How do you see delivery shaping convenience stores in future?

We’ve seen more delivery apps come online but there’s no consistency across the retailers we serve. We provide basic advice around the core range on those platforms, so for example if you’re doing a full shop, we suggest 1l or 2l bottles as part of the range rather than having single bottles. 

The difficulty we have is there’s no commonality in terms of how you execute effectively on delivery apps. 

Alpesh, when you were at Molson Coors you were the brains behind its 60 Second Shop category advice platform. Are there any similar plans for SBF? 

We don’t plan to do anything similar but some of the same principles hold true, such as ‘ease of shop’, ‘occasions’ and having the right range. 

We’ve got to make sure the fixture is right. With independent retailers like Dee Sedani and Amit in Sandiacre, we’ve worked really hard to get their fixture right, with the right brands. The second point to make is, like alcohol, it’s important to sell soft drinks cold. There are so many shoppers that put their hand into the fridge to ensure their product is cold before they buy it, so the more we can sell soft drinks at the right temperature, the better.

How are you forecasting the future of food-to-go sales? 

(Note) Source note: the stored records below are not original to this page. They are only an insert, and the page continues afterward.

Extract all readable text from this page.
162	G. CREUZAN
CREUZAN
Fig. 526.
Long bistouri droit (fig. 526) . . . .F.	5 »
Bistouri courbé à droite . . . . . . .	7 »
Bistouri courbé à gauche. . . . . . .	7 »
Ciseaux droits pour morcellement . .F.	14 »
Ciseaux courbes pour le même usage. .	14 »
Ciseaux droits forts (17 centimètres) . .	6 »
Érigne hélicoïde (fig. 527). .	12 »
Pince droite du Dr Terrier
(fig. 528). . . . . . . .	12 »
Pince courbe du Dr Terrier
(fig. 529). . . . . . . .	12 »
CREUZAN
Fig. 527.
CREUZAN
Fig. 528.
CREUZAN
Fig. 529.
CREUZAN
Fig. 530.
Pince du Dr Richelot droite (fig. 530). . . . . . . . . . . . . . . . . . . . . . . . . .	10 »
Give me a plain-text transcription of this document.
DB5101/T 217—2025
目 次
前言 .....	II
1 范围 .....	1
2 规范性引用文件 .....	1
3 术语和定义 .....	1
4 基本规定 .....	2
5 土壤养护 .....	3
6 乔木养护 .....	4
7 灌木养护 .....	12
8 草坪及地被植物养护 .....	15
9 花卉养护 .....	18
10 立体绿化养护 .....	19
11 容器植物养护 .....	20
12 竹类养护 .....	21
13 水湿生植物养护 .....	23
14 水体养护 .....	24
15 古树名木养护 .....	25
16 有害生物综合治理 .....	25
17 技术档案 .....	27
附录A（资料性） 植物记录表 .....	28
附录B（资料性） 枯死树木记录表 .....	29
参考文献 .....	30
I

We saw a drop in on-the-go sales in April, but we did see a swing back in October, November and December – not to the levels year on year – but we saw a 50% recovery. However, footfall is still down. I think we’ll see a better recovery from the summer onwards to Christmas this year. That’s why it’s important that we can be agile to support retailers with these products. 

What should retailers be focusing on in 2021?

If any retailer out there would like to get involved and talk to us more directly then we would welcome them with open arms. We have a strong field team out there that talk to our retailers.

The second point is think about the mid- to long-term. We have a deposit return scheme coming, which will be a fundamental change for our category. We’re investing in resources to give advice to retailers there. 

Finally, I’d just like to say a big thank you. Retailers have been superstars in the past year and have been pivotal to their communities so thank you for the work they have done. 

Store advice

  1. We have to see a recovery in on-the-go sales. It’s really important for us and independent convenience retailers. As soon as that becomes available we need to make sure we have the right range and the right space.
  2. Events are going to be really key for us. We also think next year there’ll be more staycations. Anything between 3 and 5 million people stayed in the UK, we think it’ll be similar this year.
  3. Get the right range now between drink now and drink later.